From Passion to Action

Jessica Scott ’08 is working for the planet — from the state of Maine
by Nicole Gull McElroy ’00

JESSICA SCOTT ’08, doesn’t do anything halfway. In addition to working as senior climate adviser in the Maine Governor’s Office of Policy Innovation and the Future, she’s also spending her summer moonlighting as a crew member aboard a historic schooner to get a crash course in sailing. “It feels appropriate,” says Scott, a New Hampshire native who moved to Maine two years ago. “Everyone here is a boat person or is boat-adjacent. I thought I should embrace the cultural history of this place.”

Scott’s intensity is fueled by a work ethic and an interest in leaving things better than she found them. While studying animal behavior at Bucknell, Scott began pulling strings on her career in environmental policy. She helped establish the Bucknell Center for Sustainability & the Environment and was responsible for getting solar panels installed on the building that houses the center. She was also key in orchestrating a daylong teach-in on climate change.

Portrait photograph of Jessica Scott '08 in a dark pale tan beanie, dark tan jacket, forest green shirt, black pants, and dark brown leather boots holding onto the leashes of two dogs (a brown pit bull & a black/white swiss shepherd) in Rockport Harbor, Maine during the day
Photo: Amanda Dwelley
Jessica Scott ’08, pictured in Rockport Harbor, Maine, is helping the state carry out its climate action plan.
In her job, Scott is intimately involved in executing the state’s first climate action plan, Maine Won’t Wait.
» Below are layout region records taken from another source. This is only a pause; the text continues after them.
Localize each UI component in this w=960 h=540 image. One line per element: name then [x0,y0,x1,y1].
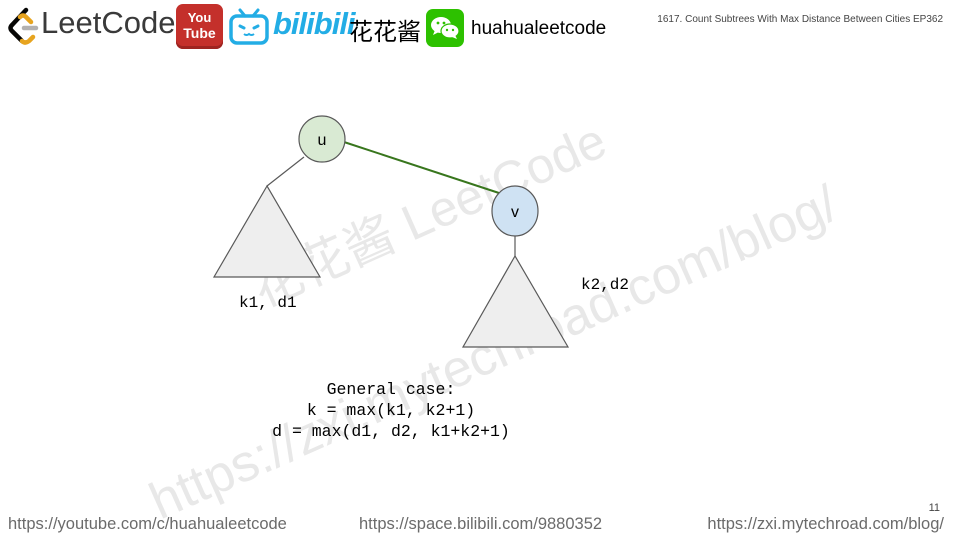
formula-line-k: k = max(k1, k2+1) [306,401,476,420]
left-subtree-label: k1, d1 [239,294,297,312]
edge-u-left-subtree [266,156,305,187]
blog-url-link[interactable]: https://zxi.mytechroad.com/blog/ [707,515,944,534]
formula-block: General case: k = max(k1, k2+1) d = max(… [216,379,566,442]
right-subtree-triangle [461,254,570,348]
formula-line-d: d = max(d1, d2, k1+k2+1) [272,422,510,441]
formula-line-heading: General case: [326,380,456,399]
page-number: 11 [928,502,940,514]
node-v-label: v [511,204,519,221]
node-u-label: u [318,132,327,149]
left-subtree-triangle [212,184,322,278]
youtube-url-link[interactable]: https://youtube.com/c/huahualeetcode [8,515,287,534]
bilibili-url-link[interactable]: https://space.bilibili.com/9880352 [359,515,602,534]
right-subtree-label: k2,d2 [581,276,630,294]
edge-u-v [343,141,500,194]
tree-diagram: u v [212,115,570,348]
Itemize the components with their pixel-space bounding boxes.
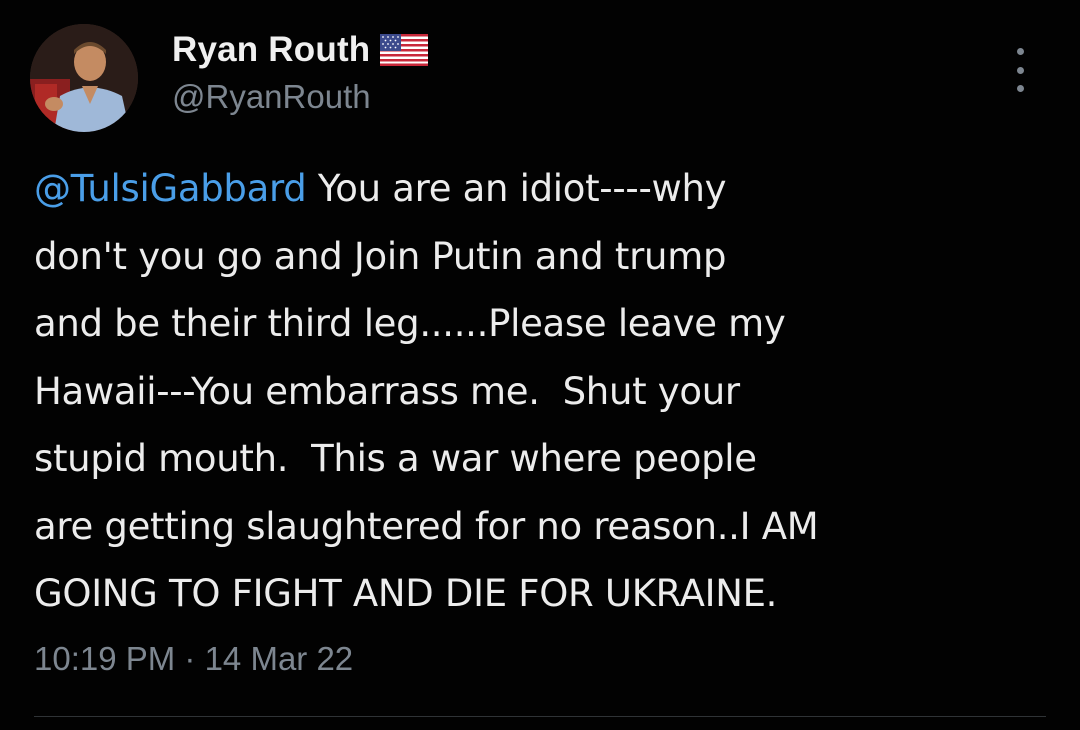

The plan, she says, has set a framework to “pave the road for meaningful climate action in Maine.” The state has set goals in terms of clean energy use, clean energy job creation, reduction of greenhouse gas emissions, increased land conservation, heat pump installations, home weatherization and more. With more than 90% of the state covered in forest, 3,500 miles of coastline and more than 2,000 square miles of inland water, Mainers are tethered to an understanding and appreciation for the environment. “When we talk about climate change, it’s impactful here,” she says.

That’s why Scott sees Maine as an inflection point for so much of what’s happening in climate policy across the country. It’s also why she finds working on the state level so powerful. “I see how policies we make actually change lives around me,” she says. “I call Maine one big small town because that’s how it feels. Doing this work, it feels like I’m doing it for my neighbors. And that is exactly the right way for me to have an impact.”